Tuesday, December 29, 2015

A Slave Named Alexander

A few months ago I was at my local Family History Center looking through several reels of microfilm I had ordered. I was searching for additional documentation for several marriages in Bedford County, Virginia, and one death in Amherst County, Virginia. I was hoping the death registration information would include the parents' names of my great great grandfather, Powhatan Perrow Jennings, adding yet another piece of proof to my Daughters of the American Revolution application. That column was blank on the entry in the register of his death. So I might have walked away with nothing had I had not looked at every page on the reel.

There in the early section of the register for the year 1857, I found this entry:

Amherst
page 68

28
Name in full: Alexander
White:
Colored / free:
Colored / slave: 28*
Name of the owner of slave: P. P. Jennings
Sex / male: 14**
Sex / female:
Date of death: October 23
Place of death: Amherst
Name of disease or cause of death: Typhoid fever
Age / years: 12
Age / months:
Age / days:

* This column was a cumulative count by race for the year.
** This column was a cumulative count by sex for the year.

Of the tenth deaths recorded on 23 October 1857, four died of typhoid fever -- all slaves.

Amherst County Register of Death entry for Alexander, the 12-year-old slave
owned by Powhatan Perrow Jennings; image courtesy of the Family History
Library

I was not surprised to learn Powhatan owned at least one slave as he owned and farmed a 200-acre piece of property and 15 acres were in tobacco in 1850. Tobacco was a very labor-intensive crop to grow and harvest; it was the cash crop in Virginia at the time and for years before and after.

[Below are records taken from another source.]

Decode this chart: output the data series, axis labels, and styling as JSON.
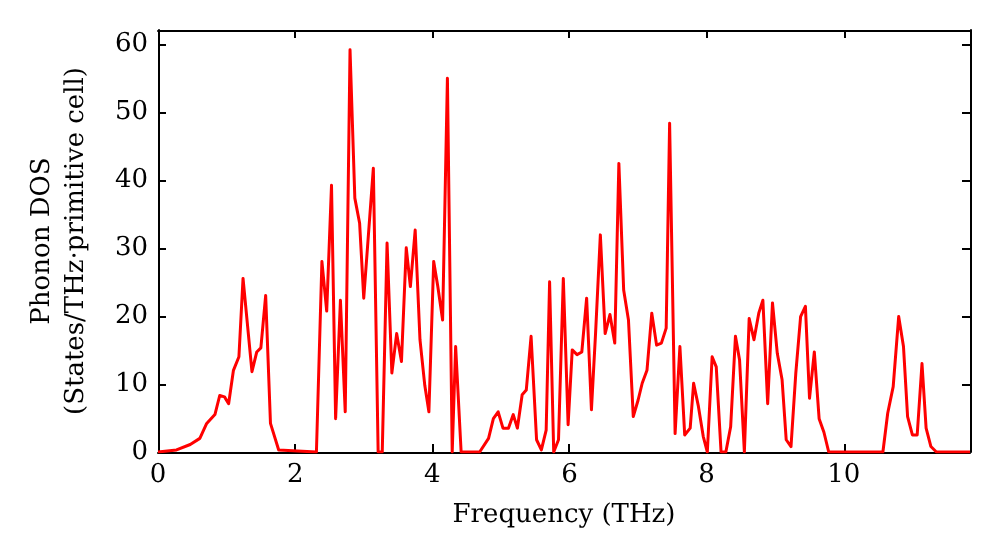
{
  "chart_data": {
    "type": "line",
    "xlabel": "Frequency (THz)",
    "ylabel": "Phonon DOS\n(States/THz·primitive cell)",
    "xlim": [
      0,
      11.84
    ],
    "xticks": [
      0,
      2,
      4,
      6,
      8,
      10
    ],
    "ylim": [
      0,
      62
    ],
    "yticks": [
      0,
      10,
      20,
      30,
      40,
      50,
      60
    ],
    "grid": false,
    "marker": "none",
    "line_style": "solid",
    "series": [
      {
        "color": "#ff0000",
        "x": [
          0,
          0.27,
          0.47,
          0.61,
          0.71,
          0.83,
          0.9,
          0.97,
          1.03,
          1.1,
          1.18,
          1.24,
          1.37,
          1.44,
          1.5,
          1.57,
          1.64,
          1.76,
          2.31,
          2.39,
          2.46,
          2.53,
          2.59,
          2.66,
          2.73,
          2.8,
          2.87,
          2.94,
          3.0,
          3.14,
          3.21,
          3.27,
          3.34,
          3.41,
          3.48,
          3.55,
          3.62,
          3.68,
          3.75,
          3.82,
          3.89,
          3.95,
          4.02,
          4.08,
          4.15,
          4.22,
          4.29,
          4.34,
          4.42,
          4.69,
          4.82,
          4.89,
          4.96,
          5.03,
          5.11,
          5.18,
          5.24,
          5.31,
          5.37,
          5.44,
          5.52,
          5.59,
          5.66,
          5.71,
          5.77,
          5.84,
          5.91,
          5.98,
          6.04,
          6.11,
          6.18,
          6.25,
          6.32,
          6.38,
          6.45,
          6.52,
          6.59,
          6.66,
          6.72,
          6.79,
          6.86,
          6.93,
          7.0,
          7.06,
          7.13,
          7.2,
          7.27,
          7.34,
          7.41,
          7.46,
          7.54,
          7.61,
          7.68,
          7.76,
          7.81,
          7.88,
          7.95,
          8.01,
          8.08,
          8.14,
          8.21,
          8.28,
          8.35,
          8.42,
          8.48,
          8.55,
          8.62,
          8.69,
          8.76,
          8.82,
          8.89,
          8.96,
          9.03,
          9.1,
          9.16,
          9.23,
          9.3,
          9.37,
          9.44,
          9.5,
          9.57,
          9.64,
          9.71,
          9.78,
          10.57,
          10.64,
          10.72,
          10.8,
          10.87,
          10.93,
          11.0,
          11.07,
          11.14,
          11.2,
          11.27,
          11.35,
          11.84
        ],
        "values": [
          0,
          0.3,
          1.1,
          2,
          4.2,
          5.5,
          8.3,
          8.1,
          7.1,
          12,
          14,
          25.5,
          11.8,
          14.7,
          15.3,
          23,
          4.2,
          0.3,
          0,
          28,
          20.7,
          39.2,
          4.9,
          22.3,
          5.9,
          59.1,
          37.3,
          33.6,
          22.6,
          41.7,
          0,
          0,
          30.7,
          11.6,
          17.4,
          13.3,
          30,
          24.3,
          32.6,
          16.5,
          9.8,
          5.9,
          28,
          24.3,
          19.4,
          54.9,
          0,
          15.5,
          0,
          0,
          2,
          4.9,
          5.9,
          3.5,
          3.5,
          5.5,
          3.5,
          8.4,
          9.1,
          17,
          1.8,
          0.3,
          3.2,
          25,
          0,
          1.8,
          25.5,
          4,
          15,
          14.3,
          14.7,
          22.6,
          6.2,
          17.4,
          31.9,
          17.4,
          20.2,
          16,
          42.4,
          23.8,
          19.4,
          5.2,
          7.6,
          10.1,
          12,
          20.4,
          15.7,
          16,
          18.2,
          48.3,
          2.7,
          15.5,
          2.5,
          3.5,
          10.1,
          6.7,
          2.3,
          0,
          14,
          12.5,
          0,
          0,
          3.7,
          17,
          13.5,
          0,
          19.6,
          16.5,
          20.4,
          22.3,
          7.1,
          21.9,
          14.5,
          10.6,
          1.8,
          0.8,
          11.6,
          19.9,
          21.4,
          7.9,
          14.7,
          4.9,
          2.9,
          0,
          0,
          5.7,
          9.6,
          19.9,
          15.5,
          5.2,
          2.5,
          2.5,
          13,
          3.5,
          0.8,
          0,
          0
        ]
      }
    ]
  }
}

No, what surprised me was seeing slave names on the same register page as their owners. The few of us in the Family History Center that morning puzzled over this for quite some time. If slaves were property, why were their deaths treated in such a fashion, especially as the right to own slaves was hardening in the South at that very time? We all thought if any record of a slave death was made, it was done in the owner's property records.

The FamilySearch catalog provided the answer:

"Register gives full name of the deceased, race, sex, death date, place of death, cause of death, age, parents' names, birthplace, occupation, name of spouse, and sources of occupation. Between 1853 and 1863, the name of the slave owner was also given. Information is not always complete."

And so, I am releasing the name of Alexander, a 12-year-old slave owned by Powhatan Perrow Jennings, who died of typhoid fever on 23 October 1857. In another eight years he would have been a free 20-year-old man with nearly his entire life in front of him.

_______________
Slave Name Roll Project

If you have ancestors who died in Virginia between 1853 and 1863, I encourage you to request the microfilm from the Family Search Library and look at the source document. You may have an opportunity to add too the Slave Name Roll Project and that would be a wonderful way to collaborate and share your research...Just a thought.